Up next he picked Loblaw (TSX:L), saying then-CEO Galen Weston “transformed” the company and was only in his mid-40s, giving him plenty of time to keep building. Loblaw stock is up 187.02% since Fell recommended it, for a CAGR of 16.26%. Weston is now the Chairman, but his fingerprints are still all over the company.

They can’t all be winners. Fell’s next pick was BCE (TSX:BCE), pointing out specifically the great job done by then-CEO George Cope. Cope retired in 2020, replaced by COO Mirko Bibic. BCE has stumbled lately, but your author is still a long-term believer. The stock is up just 9.14% since Fell’s talk, for a CAGR of 1.26%.

Fell was a big fan of CREIT, which was acquired by Choice Properties (TSX:CHP.un) in 2018. Although I can’t be certain Fell would also be a fan of Choice Properties, the company does have qualities he likes — including a solid balance sheet, a long-term mentality, a relatively low payout ratio, and a large ownership stake by the Weston family. Yes, the same Weston family that owns Loblaw.

Choice Properties is up 37.70% since he gave his talk, for a CAGR of 4.68%. Considering the REIT is down some 20% since its all-time highs in 2022, I’d argue today is a great time to buy.

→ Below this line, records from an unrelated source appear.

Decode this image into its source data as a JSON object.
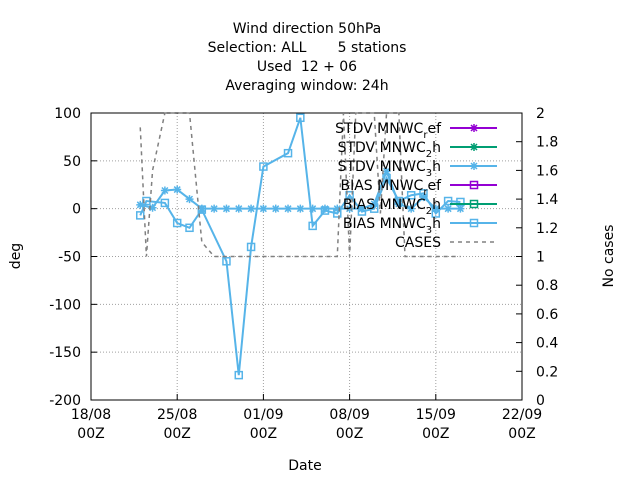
{
  "chart_data": {
    "type": "line",
    "title_lines": [
      "Wind direction 50hPa",
      "Selection: ALL       5 stations",
      "Used  12 + 06",
      "Averaging window: 24h"
    ],
    "xlabel": "Date",
    "ylabel": "deg",
    "y2label": "No cases",
    "xlim": [
      "2023-08-18T00",
      "2023-09-22T00"
    ],
    "ylim": [
      -200,
      100
    ],
    "y2lim": [
      0,
      2
    ],
    "x_ticks": [
      {
        "date": "2023-08-18T00",
        "label": [
          "18/08",
          "00Z"
        ]
      },
      {
        "date": "2023-08-25T00",
        "label": [
          "25/08",
          "00Z"
        ]
      },
      {
        "date": "2023-09-01T00",
        "label": [
          "01/09",
          "00Z"
        ]
      },
      {
        "date": "2023-09-08T00",
        "label": [
          "08/09",
          "00Z"
        ]
      },
      {
        "date": "2023-09-15T00",
        "label": [
          "15/09",
          "00Z"
        ]
      },
      {
        "date": "2023-09-22T00",
        "label": [
          "22/09",
          "00Z"
        ]
      }
    ],
    "y_ticks": [
      100,
      50,
      0,
      -50,
      -100,
      -150,
      -200
    ],
    "y2_ticks": [
      2,
      1.8,
      1.6,
      1.4,
      1.2,
      1,
      0.8,
      0.6,
      0.4,
      0.2,
      0
    ],
    "grid": true,
    "legend_position": "top-right",
    "series": [
      {
        "legend": [
          "STDV MNWC",
          "r",
          "ef"
        ],
        "color": "#9400d3",
        "marker": "star",
        "dashed": false,
        "points": []
      },
      {
        "legend": [
          "STDV MNWC",
          "2",
          "h"
        ],
        "color": "#009e73",
        "marker": "star",
        "dashed": false,
        "points": []
      },
      {
        "legend": [
          "STDV MNWC",
          "3",
          "h"
        ],
        "color": "#56b4e9",
        "marker": "star",
        "dashed": false,
        "points": [
          [
            "2023-08-22T00",
            4
          ],
          [
            "2023-08-23T00",
            1
          ],
          [
            "2023-08-24T00",
            19
          ],
          [
            "2023-08-25T00",
            20
          ],
          [
            "2023-08-26T00",
            10
          ],
          [
            "2023-08-27T00",
            0
          ],
          [
            "2023-08-28T00",
            0
          ],
          [
            "2023-08-29T00",
            0
          ],
          [
            "2023-08-30T00",
            0
          ],
          [
            "2023-08-31T00",
            0
          ],
          [
            "2023-09-01T00",
            0
          ],
          [
            "2023-09-02T00",
            0
          ],
          [
            "2023-09-03T00",
            0
          ],
          [
            "2023-09-04T00",
            0
          ],
          [
            "2023-09-05T00",
            0
          ],
          [
            "2023-09-06T00",
            0
          ],
          [
            "2023-09-07T00",
            0
          ],
          [
            "2023-09-08T00",
            0
          ],
          [
            "2023-09-09T00",
            0
          ],
          [
            "2023-09-10T00",
            5
          ],
          [
            "2023-09-11T00",
            39
          ],
          [
            "2023-09-12T00",
            5
          ],
          [
            "2023-09-13T00",
            0
          ],
          [
            "2023-09-14T00",
            12
          ],
          [
            "2023-09-15T00",
            0
          ],
          [
            "2023-09-16T00",
            0
          ],
          [
            "2023-09-17T00",
            0
          ]
        ]
      },
      {
        "legend": [
          "BIAS MNWC",
          "r",
          "ef"
        ],
        "color": "#9400d3",
        "marker": "square",
        "dashed": false,
        "points": []
      },
      {
        "legend": [
          "BIAS MNWC",
          "2",
          "h"
        ],
        "color": "#009e73",
        "marker": "square",
        "dashed": false,
        "points": []
      },
      {
        "legend": [
          "BIAS MNWC",
          "3",
          "h"
        ],
        "color": "#56b4e9",
        "marker": "square",
        "dashed": false,
        "points": [
          [
            "2023-08-22T00",
            -7
          ],
          [
            "2023-08-22T12",
            8
          ],
          [
            "2023-08-24T00",
            6
          ],
          [
            "2023-08-25T00",
            -15
          ],
          [
            "2023-08-26T00",
            -20
          ],
          [
            "2023-08-27T00",
            -1
          ],
          [
            "2023-08-29T00",
            -55
          ],
          [
            "2023-08-30T00",
            -174
          ],
          [
            "2023-08-31T00",
            -40
          ],
          [
            "2023-09-01T00",
            44
          ],
          [
            "2023-09-03T00",
            58
          ],
          [
            "2023-09-04T00",
            95
          ],
          [
            "2023-09-05T00",
            -18
          ],
          [
            "2023-09-06T00",
            -2
          ],
          [
            "2023-09-07T00",
            -5
          ],
          [
            "2023-09-08T00",
            14
          ],
          [
            "2023-09-09T00",
            -3
          ],
          [
            "2023-09-10T00",
            0
          ],
          [
            "2023-09-11T00",
            32
          ],
          [
            "2023-09-12T00",
            8
          ],
          [
            "2023-09-13T00",
            14
          ],
          [
            "2023-09-14T00",
            16
          ],
          [
            "2023-09-15T00",
            -5
          ],
          [
            "2023-09-16T00",
            8
          ],
          [
            "2023-09-17T00",
            7
          ]
        ]
      },
      {
        "legend": [
          "CASES"
        ],
        "color": "#808080",
        "marker": "none",
        "dashed": true,
        "axis": "y2",
        "points": [
          [
            "2023-08-22T00",
            1.9
          ],
          [
            "2023-08-22T12",
            1.0
          ],
          [
            "2023-08-23T00",
            1.6
          ],
          [
            "2023-08-24T00",
            2.0
          ],
          [
            "2023-08-26T00",
            2.0
          ],
          [
            "2023-08-27T00",
            1.1
          ],
          [
            "2023-08-28T00",
            1.0
          ],
          [
            "2023-09-07T00",
            1.0
          ],
          [
            "2023-09-07T12",
            2.0
          ],
          [
            "2023-09-08T00",
            1.0
          ],
          [
            "2023-09-08T12",
            2.0
          ],
          [
            "2023-09-10T00",
            2.0
          ],
          [
            "2023-09-10T12",
            1.3
          ],
          [
            "2023-09-11T00",
            2.0
          ],
          [
            "2023-09-12T00",
            2.0
          ],
          [
            "2023-09-12T12",
            1.0
          ],
          [
            "2023-09-17T00",
            1.0
          ]
        ]
      }
    ]
  }
}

His next choice was Canadian Natural Resources (TSX:CNQ), which he described as having a “really great management team.” This was also a terrific pick, with the investment returning 243.38%, which translates into a CAGR of 19.27%.

Finally, somewhat predictably, Fell revealed his final pick — Canadian banks. He described Canada’s largest banks as “wonderful vehicles to generate long-term shareholder value. You just have to be patient.” Using Royal Bank as a proxy for Canadian banks — I think Fell would approve — the stock has returned 83.69% for a CAGR of 9.08% since 2017.

Assuming an equal weighting of all six stocks in Fell’s list, and the portfolio would be up 106.31% in seven years, for a CAGR of 10.90%. The TSX Composite (as measured by the ETF XIC) is up 69.57% during that time, for a CAGR of 7.84%. Put simply, Fell’s top picks crushed the market, and that’s despite at least one pretty big swing and miss.

Bonus: More Tony Fell

I discovered another great Tony Fell resource in my research.

During his days at Dominion Securities, Fell and other members of his management team made several acquisitions of other brokerages. He also passed on dozens more.

He distilled decades of merger and acquisition experience into one document, which successfully throws cold water on most acquisitions. Fell’s message is simple: you have to be extra careful when acquiring competitors. Most deals simply don’t work.

It’s a great resource for investors too.